On Intel, thankfully the opcodes are somewhat sensible. PowerPC not so much in my opinion. MIPS was my favorite. For MIPS I borrowed my neighbor's little reference book, and for PPC I had some IBM documentation in a PDF that was handy to search through. (And for Intel, mostly I guess and then watch the registers to make sure I'm guessing right! heh)
Basically, the assembly itself is easy. It basically does three things: move data between memory and registers, operate on data in registers, and change the program counter. Mapping between your language of choice and the assembly will require some study (e.g. learning how to recognize a virtual function call), and for this an "integrated" source and disassembly view (like you can get in Visual Studio) is very useful.
"casually reading assembly" lol (nicely)
I would start by following in gdb at run time; you get a better feel for whats happening. But then maybe thats just me. it will disassemble a function for you (disass func) then you can single step through it
If you are doing this solely to check the optimizations - do not worry.
a) the compiler does a good job
b) you wont be able to understand what it is doing anyway (nobody can)
Unlike higher-level languages, there's really not much (if any) difference between being able to read assembly and being able to write it. Instructions have a one-to-one relationship with CPU opcodes -- there's no complexity to skip over while still retaining an understanding of what the line of code does. (It's not like a higher-level language where you can see a line that says "print $var" and not need to know or care about how it goes about outputting it to screen.)
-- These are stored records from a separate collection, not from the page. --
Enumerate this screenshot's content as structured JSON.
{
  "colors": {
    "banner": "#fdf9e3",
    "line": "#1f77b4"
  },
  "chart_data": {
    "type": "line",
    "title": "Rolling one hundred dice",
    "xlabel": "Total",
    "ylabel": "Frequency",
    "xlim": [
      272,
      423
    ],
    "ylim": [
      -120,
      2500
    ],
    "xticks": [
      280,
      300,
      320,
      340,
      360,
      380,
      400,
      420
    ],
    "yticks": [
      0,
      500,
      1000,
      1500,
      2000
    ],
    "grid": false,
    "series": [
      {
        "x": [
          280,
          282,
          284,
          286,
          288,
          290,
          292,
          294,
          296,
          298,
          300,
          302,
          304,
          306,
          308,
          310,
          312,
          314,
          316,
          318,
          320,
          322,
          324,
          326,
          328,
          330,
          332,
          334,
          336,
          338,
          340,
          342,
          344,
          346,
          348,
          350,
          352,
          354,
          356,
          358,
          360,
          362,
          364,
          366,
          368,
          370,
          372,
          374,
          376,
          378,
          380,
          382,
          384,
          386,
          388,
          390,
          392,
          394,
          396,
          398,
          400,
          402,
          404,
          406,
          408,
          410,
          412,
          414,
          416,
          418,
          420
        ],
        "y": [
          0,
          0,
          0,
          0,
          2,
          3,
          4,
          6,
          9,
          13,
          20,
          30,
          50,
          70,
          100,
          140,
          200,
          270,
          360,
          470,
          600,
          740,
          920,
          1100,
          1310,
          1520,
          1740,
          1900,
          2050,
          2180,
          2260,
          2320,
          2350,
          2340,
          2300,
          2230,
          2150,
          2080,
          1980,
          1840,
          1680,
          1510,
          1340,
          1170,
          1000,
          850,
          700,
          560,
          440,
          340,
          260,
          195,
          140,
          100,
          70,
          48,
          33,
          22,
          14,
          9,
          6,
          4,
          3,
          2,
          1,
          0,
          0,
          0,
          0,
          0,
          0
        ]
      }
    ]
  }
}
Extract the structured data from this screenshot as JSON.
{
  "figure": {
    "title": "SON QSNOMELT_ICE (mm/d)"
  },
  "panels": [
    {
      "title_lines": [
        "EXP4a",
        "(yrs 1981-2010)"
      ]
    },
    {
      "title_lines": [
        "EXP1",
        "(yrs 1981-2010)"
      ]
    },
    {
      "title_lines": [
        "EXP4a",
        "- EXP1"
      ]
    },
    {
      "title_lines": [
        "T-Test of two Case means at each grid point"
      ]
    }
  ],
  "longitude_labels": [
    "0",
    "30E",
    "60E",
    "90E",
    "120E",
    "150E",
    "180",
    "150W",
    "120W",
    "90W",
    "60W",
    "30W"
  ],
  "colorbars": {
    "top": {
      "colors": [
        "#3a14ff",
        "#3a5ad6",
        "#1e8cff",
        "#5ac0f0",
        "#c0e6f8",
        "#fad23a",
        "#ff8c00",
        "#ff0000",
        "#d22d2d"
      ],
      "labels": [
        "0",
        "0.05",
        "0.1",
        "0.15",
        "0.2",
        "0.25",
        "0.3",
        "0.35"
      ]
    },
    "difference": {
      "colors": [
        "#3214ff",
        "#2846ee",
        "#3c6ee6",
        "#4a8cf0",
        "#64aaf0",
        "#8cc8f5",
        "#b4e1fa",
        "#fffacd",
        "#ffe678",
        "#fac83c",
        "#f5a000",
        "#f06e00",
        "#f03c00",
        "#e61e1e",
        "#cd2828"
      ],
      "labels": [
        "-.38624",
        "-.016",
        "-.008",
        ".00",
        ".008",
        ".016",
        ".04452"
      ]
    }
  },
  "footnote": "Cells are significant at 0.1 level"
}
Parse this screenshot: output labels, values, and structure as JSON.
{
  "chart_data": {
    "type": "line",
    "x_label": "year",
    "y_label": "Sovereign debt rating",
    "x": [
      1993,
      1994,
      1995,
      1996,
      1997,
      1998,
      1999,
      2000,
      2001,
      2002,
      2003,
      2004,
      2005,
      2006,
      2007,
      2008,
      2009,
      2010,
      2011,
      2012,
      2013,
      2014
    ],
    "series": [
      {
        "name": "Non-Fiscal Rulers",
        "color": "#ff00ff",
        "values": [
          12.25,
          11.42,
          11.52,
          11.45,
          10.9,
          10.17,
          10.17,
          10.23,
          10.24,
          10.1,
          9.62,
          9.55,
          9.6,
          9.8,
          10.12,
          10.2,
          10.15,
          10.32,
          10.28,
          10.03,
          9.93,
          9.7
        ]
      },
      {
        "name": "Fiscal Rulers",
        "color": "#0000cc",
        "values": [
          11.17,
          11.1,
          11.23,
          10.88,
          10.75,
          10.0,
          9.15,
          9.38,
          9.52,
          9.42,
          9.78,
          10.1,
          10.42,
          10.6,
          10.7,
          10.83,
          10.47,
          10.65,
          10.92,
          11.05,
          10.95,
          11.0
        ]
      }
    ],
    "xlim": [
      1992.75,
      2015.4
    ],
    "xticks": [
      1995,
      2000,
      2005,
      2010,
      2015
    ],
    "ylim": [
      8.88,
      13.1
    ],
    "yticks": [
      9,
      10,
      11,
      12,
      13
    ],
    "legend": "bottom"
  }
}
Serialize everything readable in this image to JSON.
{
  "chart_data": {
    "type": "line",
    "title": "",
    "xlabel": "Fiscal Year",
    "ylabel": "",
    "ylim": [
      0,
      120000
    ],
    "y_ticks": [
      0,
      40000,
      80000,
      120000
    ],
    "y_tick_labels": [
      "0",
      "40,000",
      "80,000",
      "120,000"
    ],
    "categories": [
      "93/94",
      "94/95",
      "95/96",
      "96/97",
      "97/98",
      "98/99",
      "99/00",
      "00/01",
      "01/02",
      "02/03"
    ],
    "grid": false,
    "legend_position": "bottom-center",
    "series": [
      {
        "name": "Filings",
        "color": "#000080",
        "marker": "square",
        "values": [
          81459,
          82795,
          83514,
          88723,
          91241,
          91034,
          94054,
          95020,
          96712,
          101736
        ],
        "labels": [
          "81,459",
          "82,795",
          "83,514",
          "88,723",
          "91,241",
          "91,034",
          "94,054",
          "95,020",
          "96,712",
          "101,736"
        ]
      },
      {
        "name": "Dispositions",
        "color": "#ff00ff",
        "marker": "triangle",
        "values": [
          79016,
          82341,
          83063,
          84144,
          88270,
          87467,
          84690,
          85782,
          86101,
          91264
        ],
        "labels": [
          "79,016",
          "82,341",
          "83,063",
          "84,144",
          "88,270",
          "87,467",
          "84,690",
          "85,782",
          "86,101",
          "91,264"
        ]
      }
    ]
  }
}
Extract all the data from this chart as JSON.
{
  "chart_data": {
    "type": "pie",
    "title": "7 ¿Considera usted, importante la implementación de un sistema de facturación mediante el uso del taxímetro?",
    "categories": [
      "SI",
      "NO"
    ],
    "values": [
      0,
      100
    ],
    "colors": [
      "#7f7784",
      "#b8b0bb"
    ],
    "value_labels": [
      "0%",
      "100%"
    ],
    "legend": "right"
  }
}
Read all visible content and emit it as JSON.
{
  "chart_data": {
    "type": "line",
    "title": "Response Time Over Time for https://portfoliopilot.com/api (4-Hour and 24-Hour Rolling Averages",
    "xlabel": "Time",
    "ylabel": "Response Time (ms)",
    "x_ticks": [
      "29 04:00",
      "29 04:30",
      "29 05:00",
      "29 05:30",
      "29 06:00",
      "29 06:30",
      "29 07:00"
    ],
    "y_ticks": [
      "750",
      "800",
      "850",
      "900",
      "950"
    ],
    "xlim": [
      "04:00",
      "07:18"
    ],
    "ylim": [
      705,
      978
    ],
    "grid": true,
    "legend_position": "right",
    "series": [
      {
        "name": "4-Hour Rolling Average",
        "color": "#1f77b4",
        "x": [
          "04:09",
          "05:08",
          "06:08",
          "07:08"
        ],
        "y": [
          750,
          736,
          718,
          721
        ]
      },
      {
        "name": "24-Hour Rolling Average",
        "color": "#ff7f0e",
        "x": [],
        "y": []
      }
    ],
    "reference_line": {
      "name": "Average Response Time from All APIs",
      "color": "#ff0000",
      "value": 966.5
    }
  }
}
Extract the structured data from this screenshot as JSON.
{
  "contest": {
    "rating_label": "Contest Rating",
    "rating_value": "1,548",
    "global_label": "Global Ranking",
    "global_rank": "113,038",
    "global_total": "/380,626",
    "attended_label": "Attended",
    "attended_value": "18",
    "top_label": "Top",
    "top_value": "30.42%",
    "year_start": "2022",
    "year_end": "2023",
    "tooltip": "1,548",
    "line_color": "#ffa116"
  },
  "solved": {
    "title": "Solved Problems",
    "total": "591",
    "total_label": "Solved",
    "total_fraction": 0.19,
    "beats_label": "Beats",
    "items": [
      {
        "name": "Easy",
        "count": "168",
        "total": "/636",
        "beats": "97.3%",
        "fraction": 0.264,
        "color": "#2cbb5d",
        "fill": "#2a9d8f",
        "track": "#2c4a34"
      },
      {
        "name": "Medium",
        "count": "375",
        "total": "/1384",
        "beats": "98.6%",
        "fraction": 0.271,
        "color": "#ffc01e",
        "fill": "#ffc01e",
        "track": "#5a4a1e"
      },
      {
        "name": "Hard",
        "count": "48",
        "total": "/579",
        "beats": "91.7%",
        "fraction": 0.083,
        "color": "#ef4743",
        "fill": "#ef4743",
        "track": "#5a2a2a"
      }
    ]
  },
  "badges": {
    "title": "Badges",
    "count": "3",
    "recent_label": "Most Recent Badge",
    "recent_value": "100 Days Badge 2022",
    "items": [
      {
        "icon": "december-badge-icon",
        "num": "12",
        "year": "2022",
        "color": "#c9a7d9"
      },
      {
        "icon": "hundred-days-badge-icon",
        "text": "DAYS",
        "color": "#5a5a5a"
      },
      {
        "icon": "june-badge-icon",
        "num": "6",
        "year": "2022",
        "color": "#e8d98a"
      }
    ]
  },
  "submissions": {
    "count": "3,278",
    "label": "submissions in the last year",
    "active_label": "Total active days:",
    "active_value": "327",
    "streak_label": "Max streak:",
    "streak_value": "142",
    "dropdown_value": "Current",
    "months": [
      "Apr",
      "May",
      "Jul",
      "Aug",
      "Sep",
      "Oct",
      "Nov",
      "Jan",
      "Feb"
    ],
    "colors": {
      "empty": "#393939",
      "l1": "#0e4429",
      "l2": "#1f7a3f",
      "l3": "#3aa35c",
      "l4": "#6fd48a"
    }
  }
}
If you still want to learn assembly, try the book Assembly Language Step-by-Step: Programming with Linux, by Jeff Duntemann.
I'm sure there are introductory books and web sites out there, but a pretty efficient way of learning it is actually to get the Intel references and then try to do simple stuff (like integer math and Boolean logic) in your favorite high-level language and then look what the resulting binary code is.